Wenn uns nicht vorher die Katzelmacher3 überrennen und abkrageln4, schoss es Karel Husak durch den Kopf. Wenig später hellte sich seine Stimmung auf, als er erfuhr, dass eigens für die Kaiservisite ihr Bataillon von der Front abgezogen und durch ein frisch zusammengestelltes Reservebataillon ersetzt werden würde. Endlich weg aus dem Totengraben, dachte Husak, als er plötzlich in der Ferne das Donnern der italienischen Geschütze hörte und der Feldwebel »Alarm!« brüllte. Augenblicke später pfiffen die ersten Granaten durch die Luft. Detonationen, Schrapnelle flogen, Erde stob. Ein Verwundeter brüllte vor Schmerz.

»Husak und Zach, holt’s Munition! Alle anderen auf ihre Gefechtsstellungen! Die Katzelmacher greifen an!«

Dem Befehl des Oberleutnants gehorchend, krochen Zach und Husak zum Munitionsbunker. Detonierende Granaten, Splitter, Dreck, Staub, bebende Erde. Schreie, Gewehrfeuer, Rauch, Inferno. Im Munitionsbunker angekommen, verschnauften beide für einige Augenblicke. Zach musterte Husak und brummte:

»Verkriech ma uns einfach, bis alles vorbei ist?«

»Wird nix helfen. Wenn unsere haben ka Munition, dann werden Katzelmacher uns überrennen. Dann sind ma tot.«

»Und wenn ma jetzt rauskriechen mit den Munitionskisten?«

»Dann sind ma vielleicht auch tot. Aber vielleicht a net. Meglicherweise überleb ma. Und können sehen den Kaiser.«

Zach schnappte eine Munitionskiste und stieß zwischen zusammengebissenen Zähnen hervor:

»Scheiß auf den Kaiser!«

Das Reservebataillon traf in der Nacht ein. Und so setzten sich unter dem Kommando von Oberleutnant Weissenbacher und Major Novotny die Reste des Bataillons in Richtung Aldeno in Bewegung. Im Morgengrauen des 13. Septembers kamen sie in dem Winzerdorf an, wo sie bereits von einigen Stabsoffizieren nervös erwartet wurden. Hundemüde kampierten sie auf einer Wiese. Zach sah sich um und murmelte:

»Wenn ich mich so umschau, muss ich feststellen, dass wir ein trauriger Haufen sind. Unterernährt, in Lumpen gehüllt und stark dezimiert. Bin gespannt, was der hohe Herr dazu sagen wird.«

Husak nickte müde:

»Recht hast. Schaun wir sehr traurig aus. Vor allem man sieht, dass Bataillon große Verluste gehabt hat.
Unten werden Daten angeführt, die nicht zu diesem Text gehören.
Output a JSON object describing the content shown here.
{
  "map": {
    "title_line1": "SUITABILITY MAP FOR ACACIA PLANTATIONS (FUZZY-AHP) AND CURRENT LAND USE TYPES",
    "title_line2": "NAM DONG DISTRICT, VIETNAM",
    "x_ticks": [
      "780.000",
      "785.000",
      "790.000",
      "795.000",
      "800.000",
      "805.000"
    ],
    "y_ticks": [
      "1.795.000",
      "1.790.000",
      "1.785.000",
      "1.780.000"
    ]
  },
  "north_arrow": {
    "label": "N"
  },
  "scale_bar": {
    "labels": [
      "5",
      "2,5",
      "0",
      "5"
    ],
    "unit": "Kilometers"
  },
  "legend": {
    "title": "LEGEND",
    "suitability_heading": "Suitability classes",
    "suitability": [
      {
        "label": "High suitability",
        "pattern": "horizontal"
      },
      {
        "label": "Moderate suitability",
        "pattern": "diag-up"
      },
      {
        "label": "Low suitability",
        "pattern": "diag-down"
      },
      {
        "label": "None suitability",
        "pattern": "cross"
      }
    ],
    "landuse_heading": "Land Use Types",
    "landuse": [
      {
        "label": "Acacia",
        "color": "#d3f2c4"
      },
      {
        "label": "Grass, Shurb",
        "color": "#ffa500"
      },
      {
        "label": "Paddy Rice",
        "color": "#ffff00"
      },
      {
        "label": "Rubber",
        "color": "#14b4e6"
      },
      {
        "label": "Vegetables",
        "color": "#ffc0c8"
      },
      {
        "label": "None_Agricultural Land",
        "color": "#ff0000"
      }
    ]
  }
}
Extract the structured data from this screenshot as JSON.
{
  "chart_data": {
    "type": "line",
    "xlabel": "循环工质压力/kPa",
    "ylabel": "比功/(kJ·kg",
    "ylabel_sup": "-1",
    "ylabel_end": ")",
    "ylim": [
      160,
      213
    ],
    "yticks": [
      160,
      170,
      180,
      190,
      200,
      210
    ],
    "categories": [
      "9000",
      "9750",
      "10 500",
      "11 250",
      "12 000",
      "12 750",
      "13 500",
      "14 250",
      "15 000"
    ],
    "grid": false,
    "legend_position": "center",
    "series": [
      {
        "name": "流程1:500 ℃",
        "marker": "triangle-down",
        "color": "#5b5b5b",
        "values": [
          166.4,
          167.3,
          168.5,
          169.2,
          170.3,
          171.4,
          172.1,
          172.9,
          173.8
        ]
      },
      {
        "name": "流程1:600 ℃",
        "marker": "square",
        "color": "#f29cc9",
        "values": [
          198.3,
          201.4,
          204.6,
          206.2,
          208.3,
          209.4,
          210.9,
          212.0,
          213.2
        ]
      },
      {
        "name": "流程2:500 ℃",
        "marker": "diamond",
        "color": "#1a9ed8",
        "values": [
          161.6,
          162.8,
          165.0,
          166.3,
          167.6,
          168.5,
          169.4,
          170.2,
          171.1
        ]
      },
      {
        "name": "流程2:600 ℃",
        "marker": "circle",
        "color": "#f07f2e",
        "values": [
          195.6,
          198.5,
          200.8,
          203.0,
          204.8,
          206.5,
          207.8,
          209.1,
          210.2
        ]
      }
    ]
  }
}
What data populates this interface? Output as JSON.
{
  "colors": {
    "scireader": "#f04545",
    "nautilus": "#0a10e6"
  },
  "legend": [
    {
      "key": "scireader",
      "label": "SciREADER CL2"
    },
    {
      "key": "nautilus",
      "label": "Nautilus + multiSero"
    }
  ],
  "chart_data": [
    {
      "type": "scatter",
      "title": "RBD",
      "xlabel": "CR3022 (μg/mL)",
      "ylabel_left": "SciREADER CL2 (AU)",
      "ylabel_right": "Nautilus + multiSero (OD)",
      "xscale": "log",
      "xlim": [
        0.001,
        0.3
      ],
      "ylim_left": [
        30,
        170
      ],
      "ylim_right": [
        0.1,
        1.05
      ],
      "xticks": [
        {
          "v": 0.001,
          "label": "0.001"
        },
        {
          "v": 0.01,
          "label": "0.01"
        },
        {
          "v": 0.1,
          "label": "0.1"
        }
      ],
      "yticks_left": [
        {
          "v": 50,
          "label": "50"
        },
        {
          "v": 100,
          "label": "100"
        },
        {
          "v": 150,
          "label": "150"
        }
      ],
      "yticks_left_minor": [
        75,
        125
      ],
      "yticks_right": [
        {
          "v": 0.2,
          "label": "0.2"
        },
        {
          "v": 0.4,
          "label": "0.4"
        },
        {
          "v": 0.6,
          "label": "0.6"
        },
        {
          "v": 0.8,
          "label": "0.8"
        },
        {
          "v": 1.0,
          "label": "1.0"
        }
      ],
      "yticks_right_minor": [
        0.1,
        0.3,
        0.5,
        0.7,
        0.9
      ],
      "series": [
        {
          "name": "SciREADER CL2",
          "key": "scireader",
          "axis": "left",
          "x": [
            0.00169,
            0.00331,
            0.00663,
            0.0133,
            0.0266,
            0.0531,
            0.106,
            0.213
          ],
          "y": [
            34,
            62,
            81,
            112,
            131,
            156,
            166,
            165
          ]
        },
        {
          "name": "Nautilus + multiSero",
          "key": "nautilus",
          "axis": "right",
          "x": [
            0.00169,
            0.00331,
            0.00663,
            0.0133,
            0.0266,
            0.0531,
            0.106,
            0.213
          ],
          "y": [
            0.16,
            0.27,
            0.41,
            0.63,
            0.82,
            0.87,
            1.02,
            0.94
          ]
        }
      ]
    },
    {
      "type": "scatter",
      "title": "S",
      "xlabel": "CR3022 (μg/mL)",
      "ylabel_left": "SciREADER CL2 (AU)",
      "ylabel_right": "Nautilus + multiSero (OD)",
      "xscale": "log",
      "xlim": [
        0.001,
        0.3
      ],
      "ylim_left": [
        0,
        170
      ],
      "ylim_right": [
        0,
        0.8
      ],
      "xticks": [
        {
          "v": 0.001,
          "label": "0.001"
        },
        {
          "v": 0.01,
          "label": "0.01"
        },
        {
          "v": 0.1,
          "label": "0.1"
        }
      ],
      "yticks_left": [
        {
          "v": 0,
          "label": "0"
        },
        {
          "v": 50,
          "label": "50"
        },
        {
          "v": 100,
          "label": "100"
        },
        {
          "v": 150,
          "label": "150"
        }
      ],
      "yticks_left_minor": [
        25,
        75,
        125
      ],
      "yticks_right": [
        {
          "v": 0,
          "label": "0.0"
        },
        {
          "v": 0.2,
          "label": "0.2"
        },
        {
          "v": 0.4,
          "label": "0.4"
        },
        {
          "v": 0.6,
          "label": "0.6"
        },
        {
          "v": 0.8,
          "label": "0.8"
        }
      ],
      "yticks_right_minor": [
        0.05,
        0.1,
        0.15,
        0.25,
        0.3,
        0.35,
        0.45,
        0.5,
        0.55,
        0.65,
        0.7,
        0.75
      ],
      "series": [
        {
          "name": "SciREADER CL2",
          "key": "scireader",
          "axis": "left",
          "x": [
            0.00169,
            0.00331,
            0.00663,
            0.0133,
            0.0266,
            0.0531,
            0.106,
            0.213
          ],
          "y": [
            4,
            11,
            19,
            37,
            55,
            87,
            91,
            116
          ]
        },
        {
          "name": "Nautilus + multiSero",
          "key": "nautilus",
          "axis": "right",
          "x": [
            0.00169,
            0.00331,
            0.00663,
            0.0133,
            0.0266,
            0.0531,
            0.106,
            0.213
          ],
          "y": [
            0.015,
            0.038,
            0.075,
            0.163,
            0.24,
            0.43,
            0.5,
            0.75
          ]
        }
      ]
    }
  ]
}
Nur mehr 50 Mann oder weniger haben manche Kompanien.«

»Bestenfalls 50. Manche haben nur mehr 20 …«

Und während Zach und Husak im Gras liegend vor sich hin dösten, marschierten nach und nach kleine Gruppen von Soldaten an. Alles keine Frontsoldaten, sondern Offiziersdiener und Mannschaften aus den Versorgungs- und Nachschubkompanien: Schuster, Schneider, Tragtierführer, Pferdewärter und Köche. Letztere erkannte Zach an ihren Bäuchen. Plötzlich fuhr mit dröhnendem und qualmendem Motor ein Lastkraftwagen vor. Er hielt an, ein Oberst stieg aus, sah sich um und begann zu brüllen:

»Fix Laudon noch einmal! Was ist das hier für eine Sauwirtschaft? Kann keiner mehr grüßen?«

Die am Boden liegenden Soldaten erhoben sich mühsam, der Oberst füllte die Lunge mit Luft und tobte weiter:

»Bagasch5 übereinand. Was glaubt ihr eigentlich, wo ihr seid? Ihr seid im Krieg und nicht auf Sommerfrische! Ihr dreckigen Falotten, ihr! Seine Majestät kommt zur Besichtigung seiner glorreichen Truppen und ihr liegt faul auf der Erd’ umadum6? Unverschämtheit, so was!«

Alle standen stramm. Die Blicke gesenkt. Der Oberst schritt in frisch gebügelter Uniform und mit blank geputzten Stiefeln die Reihe der müden Soldaten ab. Vor der mittlerweile recht großen Gruppe der Neuangekommenen, die durch die Bank besser ernährt aussahen und vor allem nicht in Uniformlumpen gehüllt waren, blieb er stehen und befahl:

»Ihr bildet die ersten beiden Reihen. Ihr schaut einigermaßen respektabel aus.«

Dann machte er auf dem Absatz kehrt und gab den Frontsoldaten folgenden Befehl:

»Ausziehen! Alles ausziehen!«

Die Männer sahen einander verwundert an, gehorchten jedoch. Und während immer mehr von ihnen pudelnackt auf der Wiese standen, holten der Lastwagenfahrer und ein Feldwebel stapelweise neue Uniformwesten und Hosen, Stiefel sowie neue Tschakos aus dem Lastkraftwagen. Nach Größe sortiert, wurden sie in der Wiese aufgestapelt. Dann ertönte der Befehl an die Nackten, neue Uniformen auszufassen. Husak murmelte:

»Da schau her, Majestät schenkt uns neiche Kleider.«

Zachs Blick streifte über Husak und die anderen Nackten. Lauter jämmerliche Krispindln7, ein Krüppelg’spiel neben dem anderen. Von fahler, geschundener Haut überzogene Skelette. Haut, die von Wanzen- und Flohbissen, Schrunden und Krätze gepeinigt wurde. Nervös begann sich Zach zwischen den Arschbacken zu kratzen. Dort hatte er seit Wochen eine Entzündung, die der Bataillonsarzt als »Wolf« diagnostiziert hatte. Wortlos schlüpfte er in passende Uniformteile und schnallte sich den Leibriemen um. Mit vor Freude zitternden Fingern schnürte er die funkelnagelneuen, blitzblank geputzten Stiefel zu. Kaum war er adjustiert, war von Ferne das Geräusch herannahender Automobile zu vernehmen.

»Kompanien, antreten!«

Der Oberst hatte einen blutroten Schädel und brüllte, was das Zeug hielt.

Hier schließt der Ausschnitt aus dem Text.